Thalassemia and haemoglobin disorders often go undetected
Dr Abhik Banerjee
Hemoglobinopathies, genetic conditions that affect the structure or production of hemoglobin, often go undiagnosed because symptoms can be very mild or easily mistaken for common issues like weakness or fatigue. Many people carry abnormal hemoglobin traits without any visible signs, which increases the risk of passing on serious conditions like Thalassemia to their children. This makes early screening, especially premarital and pre-pregnancy testing, extremely important.
Abnormal hemoglobin levels may be missed during routine blood tests. Basic tests can detect anemia, but do not always identify the specific genetic problem. This leads to delayed diagnosis and missed opportunities for counselling and preventive care. Targeted diagnostic tests such as Hemoglobin Electrophoresis, HPLC testing, and genetic mutation analysis are essential for accurate detection of Thalassemia traits and other hemoglobin disorders. If both partners carry the Thalassemia trait, there is a 25% chance that their child will be born with Thalassemia Major, a severe and lifelong condition requiring regular blood transfusions. With simple screening, these risks can be identified early and managed through counselling, planning, and timely medical guidance.
Specific Tests Needed
Routine blood tests often miss hemoglobin disorders, which is why we advise more specific tests for accurate diagnosis. Tests like Hemoglobin Electrophoresis help us separate and study different types of hemoglobin to see if a person carries an abnormal form. HPLC is even more precise and gives a clear picture of all hemoglobin components, making it easier to identify silent carriers. In some cases, we also recommend genetic mutation analysis, which checks the DNA directly to confirm the exact mutation responsible for the condition. These tests guide us in offering the right counselling to individuals and couples. If both partners are carriers, there is a 25% chance of having a child with Thalassemia Major, a lifelong and serious condition. This is why premarital and pre-pregnancy screening is extremely important. With awareness and timely testing, families can prevent avoidable suffering and make informed decisions about their future.

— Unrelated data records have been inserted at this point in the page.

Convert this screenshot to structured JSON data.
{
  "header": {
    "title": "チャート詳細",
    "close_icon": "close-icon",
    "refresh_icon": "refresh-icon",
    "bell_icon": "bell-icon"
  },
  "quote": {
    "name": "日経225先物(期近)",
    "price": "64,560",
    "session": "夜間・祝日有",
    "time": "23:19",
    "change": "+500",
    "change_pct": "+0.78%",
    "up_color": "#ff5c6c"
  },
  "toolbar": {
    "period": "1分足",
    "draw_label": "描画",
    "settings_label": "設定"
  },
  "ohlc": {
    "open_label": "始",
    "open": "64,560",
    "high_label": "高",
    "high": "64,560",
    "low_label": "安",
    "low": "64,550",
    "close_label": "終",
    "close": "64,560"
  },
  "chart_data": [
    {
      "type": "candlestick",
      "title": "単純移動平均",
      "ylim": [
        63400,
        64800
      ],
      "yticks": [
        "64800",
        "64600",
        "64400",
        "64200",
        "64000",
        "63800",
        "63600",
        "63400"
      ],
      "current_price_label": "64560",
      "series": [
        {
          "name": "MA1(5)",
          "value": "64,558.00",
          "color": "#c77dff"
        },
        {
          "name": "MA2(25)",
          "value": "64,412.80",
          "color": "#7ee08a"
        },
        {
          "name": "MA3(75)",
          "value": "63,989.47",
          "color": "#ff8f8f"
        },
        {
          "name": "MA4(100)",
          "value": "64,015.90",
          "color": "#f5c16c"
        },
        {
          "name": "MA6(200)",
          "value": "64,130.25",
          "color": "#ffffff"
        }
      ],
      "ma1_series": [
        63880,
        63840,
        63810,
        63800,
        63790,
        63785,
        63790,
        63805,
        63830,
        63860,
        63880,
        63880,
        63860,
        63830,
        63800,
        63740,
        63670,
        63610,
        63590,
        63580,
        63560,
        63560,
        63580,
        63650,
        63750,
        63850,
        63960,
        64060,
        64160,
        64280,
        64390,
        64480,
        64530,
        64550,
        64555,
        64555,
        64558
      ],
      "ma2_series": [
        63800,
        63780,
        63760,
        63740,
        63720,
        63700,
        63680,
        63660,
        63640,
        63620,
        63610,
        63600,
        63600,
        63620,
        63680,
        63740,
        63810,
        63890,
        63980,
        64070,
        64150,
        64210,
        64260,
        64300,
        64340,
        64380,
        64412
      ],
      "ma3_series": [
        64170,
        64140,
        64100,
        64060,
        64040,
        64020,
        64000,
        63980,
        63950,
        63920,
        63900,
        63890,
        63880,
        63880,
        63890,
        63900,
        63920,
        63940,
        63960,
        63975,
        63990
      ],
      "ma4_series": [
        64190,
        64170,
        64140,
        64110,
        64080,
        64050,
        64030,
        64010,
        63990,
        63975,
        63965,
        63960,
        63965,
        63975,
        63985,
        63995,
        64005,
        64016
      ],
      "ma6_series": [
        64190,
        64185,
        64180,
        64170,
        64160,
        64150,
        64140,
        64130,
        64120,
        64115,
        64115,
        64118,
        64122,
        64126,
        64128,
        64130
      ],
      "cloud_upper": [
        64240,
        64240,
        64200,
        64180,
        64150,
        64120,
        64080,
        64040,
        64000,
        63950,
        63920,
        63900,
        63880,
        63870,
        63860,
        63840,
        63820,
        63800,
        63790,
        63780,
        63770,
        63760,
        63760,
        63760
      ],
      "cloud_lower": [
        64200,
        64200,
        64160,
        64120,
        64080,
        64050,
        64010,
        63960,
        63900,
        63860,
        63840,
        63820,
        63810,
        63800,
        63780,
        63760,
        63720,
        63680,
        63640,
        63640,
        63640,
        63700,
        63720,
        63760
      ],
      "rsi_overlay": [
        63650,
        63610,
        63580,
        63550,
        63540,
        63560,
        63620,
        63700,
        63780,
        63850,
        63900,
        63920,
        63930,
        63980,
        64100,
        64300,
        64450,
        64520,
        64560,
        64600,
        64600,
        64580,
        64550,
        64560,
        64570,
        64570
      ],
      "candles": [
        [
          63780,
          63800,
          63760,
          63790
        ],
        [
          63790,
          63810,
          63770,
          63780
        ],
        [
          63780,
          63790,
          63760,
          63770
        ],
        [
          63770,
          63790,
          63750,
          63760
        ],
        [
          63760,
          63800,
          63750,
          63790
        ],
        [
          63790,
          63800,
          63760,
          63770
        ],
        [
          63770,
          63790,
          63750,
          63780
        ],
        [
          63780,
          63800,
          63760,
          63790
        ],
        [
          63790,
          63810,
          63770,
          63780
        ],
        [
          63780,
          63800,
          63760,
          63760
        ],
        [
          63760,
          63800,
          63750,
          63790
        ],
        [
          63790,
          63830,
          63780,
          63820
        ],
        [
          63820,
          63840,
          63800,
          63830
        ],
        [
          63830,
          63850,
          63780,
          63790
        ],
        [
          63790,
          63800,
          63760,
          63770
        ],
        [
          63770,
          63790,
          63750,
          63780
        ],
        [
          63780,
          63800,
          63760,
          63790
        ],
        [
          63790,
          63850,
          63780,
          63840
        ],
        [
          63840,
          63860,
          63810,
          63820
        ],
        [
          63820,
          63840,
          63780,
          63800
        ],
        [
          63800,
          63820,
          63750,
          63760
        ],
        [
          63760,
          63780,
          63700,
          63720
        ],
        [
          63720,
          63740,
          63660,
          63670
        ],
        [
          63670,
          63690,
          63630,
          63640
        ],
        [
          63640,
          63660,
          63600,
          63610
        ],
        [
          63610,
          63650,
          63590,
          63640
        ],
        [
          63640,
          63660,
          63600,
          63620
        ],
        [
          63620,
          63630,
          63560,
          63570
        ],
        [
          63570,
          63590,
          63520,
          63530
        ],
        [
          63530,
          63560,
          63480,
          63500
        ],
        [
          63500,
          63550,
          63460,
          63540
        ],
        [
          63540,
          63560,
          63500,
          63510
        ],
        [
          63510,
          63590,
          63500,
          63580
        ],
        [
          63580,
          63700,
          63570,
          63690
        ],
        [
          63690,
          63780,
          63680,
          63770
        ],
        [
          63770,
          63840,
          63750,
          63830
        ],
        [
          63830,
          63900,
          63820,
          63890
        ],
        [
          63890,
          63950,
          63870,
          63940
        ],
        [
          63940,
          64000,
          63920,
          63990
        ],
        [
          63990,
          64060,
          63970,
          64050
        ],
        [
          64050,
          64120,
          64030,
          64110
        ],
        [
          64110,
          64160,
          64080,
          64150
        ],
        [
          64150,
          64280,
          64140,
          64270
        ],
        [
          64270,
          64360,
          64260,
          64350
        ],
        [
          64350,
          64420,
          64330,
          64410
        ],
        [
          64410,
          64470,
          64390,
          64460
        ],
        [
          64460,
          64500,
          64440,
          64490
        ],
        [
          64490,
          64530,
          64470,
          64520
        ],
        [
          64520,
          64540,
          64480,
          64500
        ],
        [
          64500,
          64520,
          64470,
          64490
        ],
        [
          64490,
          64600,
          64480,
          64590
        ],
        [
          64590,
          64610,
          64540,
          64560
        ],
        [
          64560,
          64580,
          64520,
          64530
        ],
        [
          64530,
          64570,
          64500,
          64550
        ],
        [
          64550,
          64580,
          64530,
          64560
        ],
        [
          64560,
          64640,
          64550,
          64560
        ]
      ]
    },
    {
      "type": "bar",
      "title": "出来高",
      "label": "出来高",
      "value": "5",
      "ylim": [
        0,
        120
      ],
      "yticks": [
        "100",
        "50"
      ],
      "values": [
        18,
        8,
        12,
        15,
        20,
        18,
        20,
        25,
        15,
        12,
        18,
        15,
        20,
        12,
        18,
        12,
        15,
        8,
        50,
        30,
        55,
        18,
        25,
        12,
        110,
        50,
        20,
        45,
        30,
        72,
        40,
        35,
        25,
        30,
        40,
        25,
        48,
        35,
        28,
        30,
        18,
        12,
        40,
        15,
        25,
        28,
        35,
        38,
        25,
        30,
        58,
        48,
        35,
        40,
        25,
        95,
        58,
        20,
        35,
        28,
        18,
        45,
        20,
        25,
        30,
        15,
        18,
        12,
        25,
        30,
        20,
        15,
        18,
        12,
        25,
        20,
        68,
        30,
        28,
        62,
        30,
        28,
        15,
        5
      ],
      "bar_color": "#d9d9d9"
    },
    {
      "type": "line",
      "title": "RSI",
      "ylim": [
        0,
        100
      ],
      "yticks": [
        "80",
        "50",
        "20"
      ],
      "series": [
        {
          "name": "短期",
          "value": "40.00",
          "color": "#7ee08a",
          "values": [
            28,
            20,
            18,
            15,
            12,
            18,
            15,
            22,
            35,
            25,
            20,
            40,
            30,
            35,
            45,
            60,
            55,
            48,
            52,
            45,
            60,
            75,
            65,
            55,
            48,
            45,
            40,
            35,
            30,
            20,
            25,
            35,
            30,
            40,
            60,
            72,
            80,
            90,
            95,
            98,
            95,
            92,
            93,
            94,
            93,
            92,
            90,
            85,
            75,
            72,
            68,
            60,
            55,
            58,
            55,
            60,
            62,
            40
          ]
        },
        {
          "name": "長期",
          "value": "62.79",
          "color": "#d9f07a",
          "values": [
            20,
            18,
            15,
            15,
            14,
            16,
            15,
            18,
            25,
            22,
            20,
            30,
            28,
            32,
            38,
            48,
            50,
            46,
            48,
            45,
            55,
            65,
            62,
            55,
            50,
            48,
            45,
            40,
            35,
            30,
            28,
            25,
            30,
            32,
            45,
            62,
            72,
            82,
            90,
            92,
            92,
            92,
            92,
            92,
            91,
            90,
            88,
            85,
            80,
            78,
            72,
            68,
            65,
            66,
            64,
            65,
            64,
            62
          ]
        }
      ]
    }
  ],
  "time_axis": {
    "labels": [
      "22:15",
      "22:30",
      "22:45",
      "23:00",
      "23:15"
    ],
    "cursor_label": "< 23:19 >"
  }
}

With advancements in diagnostic technology and growing public health awareness, early detection of hemoglobin disorders is now easily achievable. Doctors stress that community outreach programs, routine screening drives, and counselling initiatives can significantly reduce the burden of undiagnosed cases. Hospitals also encourage individuals especially those planning a family to proactively opt for these specialized tests even in the absence of symptoms. Increasing public awareness and strengthening preventive screening can play a vital role in reducing the incidence of severe Thalassemia and helping future generations lead healthier, more informed lives.